То есть он был не только крутой, умный, стройный и с постоянной работой. У него еще был собственный дом, который он сам обставил и украсил картинами, купленными в Париже. Как будто знал, что я вот-вот появлюсь. Но мои грезы быстро разлетелись, едва только я осознала, что, если я в один прекрасный день перееду сюда, нам с Кеном придется тесниться на узкой кровати в одной из маленьких спален, потому что его противная сестрица успела захапать себе большую.

Стараясь прощупать почву, я осторожно спросила:

– Не могу поверить, ты владеешь собственным домом и не спишь в большой спальне.

– О, это не важно. Я только что закончил дополнительную комнату и сплю в ней.

Вот оно. Бум. Подвал, пристройка или гараж. Я знала, черт побери!

Только я начала разбираться в жилищном раскладе Кена, как из кухни появилась крошечная азиатка. Она казалась примерно моего возраста, может, немного моложе, и была не выше полутора метров. Когда она заметила, что Кен не один, она смущенно отвела глаза и быстро поднялась по лестнице.

Так, ну а серьезно – кто тут живет??

Заметив мой ужас, Кен пояснил:

– Это Робин. Она работает в театре, и ей негде было жить, так что я сдаю ей одну из дополнительных спален.

Этот поганец был хозяйственным. Похоже, эти сучки выплачивают за него ипотеку. И помогают по хозяйству. Кен таки был начальником.

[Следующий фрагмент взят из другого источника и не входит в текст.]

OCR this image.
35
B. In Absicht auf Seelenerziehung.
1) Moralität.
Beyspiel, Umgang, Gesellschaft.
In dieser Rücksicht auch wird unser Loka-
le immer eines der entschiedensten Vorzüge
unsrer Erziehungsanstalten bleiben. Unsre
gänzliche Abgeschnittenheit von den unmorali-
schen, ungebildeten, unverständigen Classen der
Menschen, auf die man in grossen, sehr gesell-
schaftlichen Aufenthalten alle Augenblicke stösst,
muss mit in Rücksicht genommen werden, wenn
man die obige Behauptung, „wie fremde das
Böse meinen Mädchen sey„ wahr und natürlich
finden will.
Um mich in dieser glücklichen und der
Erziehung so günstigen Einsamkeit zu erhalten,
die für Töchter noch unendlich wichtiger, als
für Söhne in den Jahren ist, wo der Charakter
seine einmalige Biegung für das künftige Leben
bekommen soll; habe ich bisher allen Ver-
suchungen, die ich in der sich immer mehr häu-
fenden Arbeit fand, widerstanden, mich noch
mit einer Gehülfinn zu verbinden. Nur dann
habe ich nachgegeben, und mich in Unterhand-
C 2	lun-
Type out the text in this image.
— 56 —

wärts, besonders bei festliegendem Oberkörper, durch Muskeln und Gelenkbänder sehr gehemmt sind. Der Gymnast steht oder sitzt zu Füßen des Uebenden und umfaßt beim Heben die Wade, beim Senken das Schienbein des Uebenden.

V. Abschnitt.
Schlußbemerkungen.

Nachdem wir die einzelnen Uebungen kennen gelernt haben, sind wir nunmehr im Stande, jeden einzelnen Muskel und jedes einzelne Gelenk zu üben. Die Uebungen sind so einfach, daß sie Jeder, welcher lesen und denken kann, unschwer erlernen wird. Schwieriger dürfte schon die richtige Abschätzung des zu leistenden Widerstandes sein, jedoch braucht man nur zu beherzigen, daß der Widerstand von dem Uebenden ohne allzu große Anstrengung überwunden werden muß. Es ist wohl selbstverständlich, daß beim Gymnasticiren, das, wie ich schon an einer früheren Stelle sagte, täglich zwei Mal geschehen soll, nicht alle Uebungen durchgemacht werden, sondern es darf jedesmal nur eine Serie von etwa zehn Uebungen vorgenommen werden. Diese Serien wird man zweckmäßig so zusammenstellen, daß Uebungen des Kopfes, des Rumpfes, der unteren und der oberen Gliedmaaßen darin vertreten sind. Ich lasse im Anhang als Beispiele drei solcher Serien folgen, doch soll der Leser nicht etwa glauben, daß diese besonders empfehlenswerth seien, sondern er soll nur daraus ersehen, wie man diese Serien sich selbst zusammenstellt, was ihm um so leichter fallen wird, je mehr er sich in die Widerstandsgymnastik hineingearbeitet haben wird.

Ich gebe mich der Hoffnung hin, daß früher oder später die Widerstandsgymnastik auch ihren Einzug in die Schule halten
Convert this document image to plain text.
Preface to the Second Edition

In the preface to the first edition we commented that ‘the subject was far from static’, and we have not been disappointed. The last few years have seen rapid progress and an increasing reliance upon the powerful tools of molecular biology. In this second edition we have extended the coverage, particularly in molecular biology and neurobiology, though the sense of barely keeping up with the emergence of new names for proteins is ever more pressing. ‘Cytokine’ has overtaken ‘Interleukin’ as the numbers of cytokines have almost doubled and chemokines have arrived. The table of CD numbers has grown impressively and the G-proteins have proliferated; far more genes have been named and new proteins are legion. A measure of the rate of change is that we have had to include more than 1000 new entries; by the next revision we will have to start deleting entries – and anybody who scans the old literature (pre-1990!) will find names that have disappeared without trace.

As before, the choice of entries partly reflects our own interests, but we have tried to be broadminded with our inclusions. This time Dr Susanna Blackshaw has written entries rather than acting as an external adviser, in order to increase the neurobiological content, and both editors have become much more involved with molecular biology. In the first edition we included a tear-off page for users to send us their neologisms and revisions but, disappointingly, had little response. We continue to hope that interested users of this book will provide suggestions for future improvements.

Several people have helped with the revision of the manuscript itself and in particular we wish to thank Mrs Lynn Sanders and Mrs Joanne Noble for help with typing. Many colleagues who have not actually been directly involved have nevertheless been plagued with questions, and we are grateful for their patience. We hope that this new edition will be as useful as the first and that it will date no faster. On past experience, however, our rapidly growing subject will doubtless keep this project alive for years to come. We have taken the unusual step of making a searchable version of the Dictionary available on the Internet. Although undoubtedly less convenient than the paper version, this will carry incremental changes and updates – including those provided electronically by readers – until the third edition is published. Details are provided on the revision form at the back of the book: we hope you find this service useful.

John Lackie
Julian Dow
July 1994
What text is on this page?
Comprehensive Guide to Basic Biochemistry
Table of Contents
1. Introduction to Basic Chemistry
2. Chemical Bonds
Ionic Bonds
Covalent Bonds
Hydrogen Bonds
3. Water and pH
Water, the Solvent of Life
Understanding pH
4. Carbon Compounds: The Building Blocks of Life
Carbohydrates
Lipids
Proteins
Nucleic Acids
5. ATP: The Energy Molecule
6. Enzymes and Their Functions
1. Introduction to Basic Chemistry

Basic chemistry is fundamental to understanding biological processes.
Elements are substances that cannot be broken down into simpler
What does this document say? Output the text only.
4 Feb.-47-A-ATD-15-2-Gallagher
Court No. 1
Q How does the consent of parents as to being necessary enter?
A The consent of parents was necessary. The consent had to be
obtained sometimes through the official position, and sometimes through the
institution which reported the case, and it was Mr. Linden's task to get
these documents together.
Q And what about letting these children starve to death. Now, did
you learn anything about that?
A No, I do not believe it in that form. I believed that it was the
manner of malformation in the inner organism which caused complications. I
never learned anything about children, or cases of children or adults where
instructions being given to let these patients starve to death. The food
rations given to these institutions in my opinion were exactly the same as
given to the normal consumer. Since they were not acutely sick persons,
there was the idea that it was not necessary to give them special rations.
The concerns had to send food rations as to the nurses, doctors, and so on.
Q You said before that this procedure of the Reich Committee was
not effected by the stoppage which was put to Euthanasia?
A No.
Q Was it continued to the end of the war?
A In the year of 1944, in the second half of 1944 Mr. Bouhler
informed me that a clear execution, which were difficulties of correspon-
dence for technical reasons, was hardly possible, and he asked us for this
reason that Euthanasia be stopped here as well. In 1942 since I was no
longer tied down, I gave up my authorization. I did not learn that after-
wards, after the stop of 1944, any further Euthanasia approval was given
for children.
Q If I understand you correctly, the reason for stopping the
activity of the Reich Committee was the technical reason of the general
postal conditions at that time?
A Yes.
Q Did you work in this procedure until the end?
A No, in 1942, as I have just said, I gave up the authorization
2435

И он позволяет мне таскать его туда-сюда, как тряпичную куклу, и отдавать распоряжения. В этом не было смысла. Почему кто-то, контролирующий все стороны своей жизни, так охотно подчиняется? Я была всего лишь двадцатилетней студенткой, работающей в Мейси и живущей с родителями. Кен же был двадцатитрехлетним мужчиной, у которого было множество галстуков и дом такого размера, что в него помещалась небольшая армия служанок на контракте.

Ясно, что Кен мог никому не подчиняться, тем не менее когда мы были вместе, то казалось, что у него нет собственного мнения. Музыка, рестораны – куда бы мы ни шли, что бы ни делали, он слушался меня. Почему?

О господи!

Кен хотел, чтобы я причинила ему боль.

Это было единственным объяснением. Кен был мазохистом. Он уловил мои яркие вибрации упертой плохой девчонки, услышал про мои пирсинги и решил, что я соглашусь лить ему на яйца расплавленный воск.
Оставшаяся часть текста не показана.